In the meanwhile, the old healing policy was basically taught that doctors were evil, that it was breaking the commandment on idolatry to go to a doctor and not trust in God. Christians who did go and get operations and all were basically regarded as "second class Christians." There was a tremendous double standard in this area. This is one of the many areas where double standards were so evident, where those "in the know" like those at headquarters, including Herbert Armstrong, other evangelists, took prescription drugs, had operations, received medical advice and treatment, and so on.9 Yet the people were living another way and taught by their local pastor another way. This information wasn't wrong to do these things was never communicated. Or the feeling was that if...principles along the line of letting people make their own decisions relative to doctors was communicated, it was basically that if one was weak he could go to a hospital or he could go a doctor. I know of dozens of cases where families let their children die who could have been saved. Others who refused a transfusion, or something, to a child, and the child to this day is retarded. Until the church more recently changed its decision on this subject.

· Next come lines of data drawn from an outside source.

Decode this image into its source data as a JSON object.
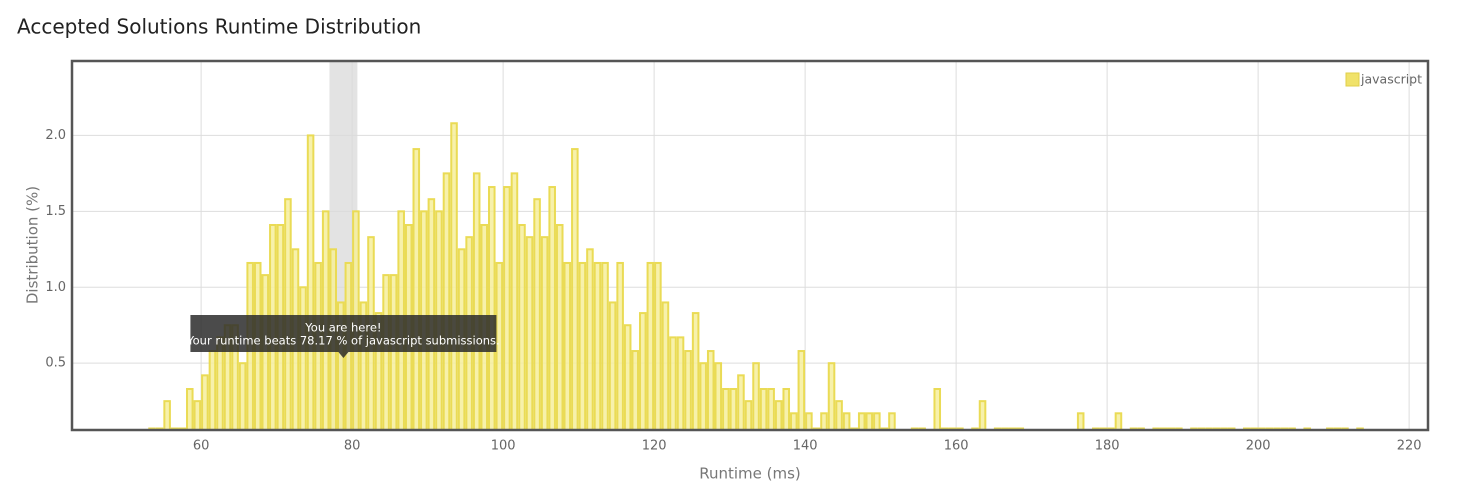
{
  "chart_data": {
    "type": "histogram",
    "title": "Accepted Solutions Runtime Distribution",
    "x_label": "Runtime (ms)",
    "y_label": "Distribution (%)",
    "legend": {
      "name": "javascript",
      "position": "top-right"
    },
    "color": "#f6ee9c",
    "edge_color": "#eadb55",
    "grid": true,
    "xlim": [
      42.9,
      222.5
    ],
    "ylim": [
      0.06,
      2.49
    ],
    "xticks": [
      60,
      80,
      100,
      120,
      140,
      160,
      180,
      200,
      220
    ],
    "yticks": [
      {
        "value": 0.5,
        "label": "0.5"
      },
      {
        "value": 1,
        "label": "1.0"
      },
      {
        "value": 1.5,
        "label": "1.5"
      },
      {
        "value": 2,
        "label": "2.0"
      }
    ],
    "highlight_range": [
      77,
      80.7
    ],
    "annotation": {
      "title": "You are here!",
      "text": "Your runtime beats 78.17 % of javascript submissions."
    },
    "bins": [
      53,
      54,
      55,
      56,
      57,
      58,
      59,
      60,
      61,
      62,
      63,
      64,
      65,
      66,
      67,
      68,
      69,
      70,
      71,
      72,
      73,
      74,
      75,
      76,
      77,
      78,
      79,
      80,
      81,
      82,
      83,
      84,
      85,
      86,
      87,
      88,
      89,
      90,
      91,
      92,
      93,
      94,
      95,
      96,
      97,
      98,
      99,
      100,
      101,
      102,
      103,
      104,
      105,
      106,
      107,
      108,
      109,
      110,
      111,
      112,
      113,
      114,
      115,
      116,
      117,
      118,
      119,
      120,
      121,
      122,
      123,
      124,
      125,
      126,
      127,
      128,
      129,
      130,
      131,
      132,
      133,
      134,
      135,
      136,
      137,
      138,
      139,
      140,
      141,
      142,
      143,
      144,
      145,
      146,
      147,
      148,
      149,
      150,
      151,
      152,
      153,
      154,
      155,
      156,
      157,
      158,
      159,
      160,
      161,
      162,
      163,
      164,
      165,
      166,
      167,
      168,
      169,
      170,
      171,
      172,
      173,
      174,
      175,
      176,
      177,
      178,
      179,
      180,
      181,
      182,
      183,
      184,
      185,
      186,
      187,
      188,
      189,
      190,
      191,
      192,
      193,
      194,
      195,
      196,
      197,
      198,
      199,
      200,
      201,
      202,
      203,
      204,
      205,
      206,
      207,
      208,
      209,
      210,
      211,
      212,
      213,
      214
    ],
    "values": [
      0.07,
      0.07,
      0.25,
      0.07,
      0.07,
      0.33,
      0.25,
      0.42,
      0.58,
      0.67,
      0.75,
      0.75,
      0.5,
      1.16,
      1.16,
      1.08,
      1.41,
      1.41,
      1.58,
      1.25,
      1.0,
      2.0,
      1.16,
      1.5,
      1.25,
      0.9,
      1.16,
      1.5,
      0.9,
      1.33,
      0.83,
      1.08,
      1.08,
      1.5,
      1.41,
      1.91,
      1.5,
      1.58,
      1.5,
      1.75,
      2.08,
      1.25,
      1.33,
      1.75,
      1.41,
      1.66,
      1.16,
      1.66,
      1.75,
      1.41,
      1.33,
      1.58,
      1.33,
      1.66,
      1.41,
      1.16,
      1.91,
      1.16,
      1.25,
      1.16,
      1.16,
      0.9,
      1.16,
      0.75,
      0.58,
      0.83,
      1.16,
      1.16,
      0.9,
      0.67,
      0.67,
      0.58,
      0.83,
      0.5,
      0.58,
      0.5,
      0.33,
      0.33,
      0.42,
      0.25,
      0.5,
      0.33,
      0.33,
      0.25,
      0.33,
      0.17,
      0.58,
      0.17,
      0.07,
      0.17,
      0.5,
      0.25,
      0.17,
      0.07,
      0.17,
      0.17,
      0.17,
      0.07,
      0.17,
      0,
      0,
      0.07,
      0.07,
      0,
      0.33,
      0.07,
      0.07,
      0.07,
      0,
      0.07,
      0.25,
      0,
      0.07,
      0.07,
      0.07,
      0.07,
      0,
      0,
      0,
      0,
      0,
      0,
      0,
      0.17,
      0,
      0.07,
      0.07,
      0.07,
      0.17,
      0,
      0.07,
      0.07,
      0,
      0.07,
      0.07,
      0.07,
      0.07,
      0,
      0.07,
      0.07,
      0.07,
      0.07,
      0.07,
      0.07,
      0,
      0.07,
      0.07,
      0.07,
      0.07,
      0.07,
      0.07,
      0.07,
      0,
      0.07,
      0,
      0,
      0.07,
      0.07,
      0.07,
      0,
      0.07
    ]
  }
}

Of course, no apology was ever given. Booklets were recalled right, left and center, and no explanation was given. The booklet on Who is the Beast?, 1975 in Prophecy, The Proof of the Bible, the healing booklet, and many others were recalled, many because of doctrinal errors. Yet no apology ever made. For instance, the right day of the Pentecost observation was brought to the attention of the Armstrongs over thirteen years ago by Ernest Martin. [Note by ESN: Ernest L. Martin died January 16, 2002.] Of course, this was rejected out of hand. Criticism of Herbert Armstrong's book--that he plagiarized basically from a Protestant work--on The Proof of the Bible was shown to be in error. Not, of course, the Bible, because let me tell you right now it's not in error. It's just one of Herbert Armstrong's interpretations of an Old Testament prophecy--a couple of them--that are basically in error. Not the Bible. It stands pure and clean as it was originally given. But, nevertheless, he refused to accept that, but the booklet was finally recalled.
But this is the way doctrine was dealt with. It was only if somebody was willing to put their job on the line, or had to be fired, or the work was under pressure from the press, or some type of pressure from outside, would be the only way doctrine was faced up to and a decision made. And then generally it would be one of expediency for financial considerations and for the retention of authority, rather than for the good of the people, or even honest to the Word of God.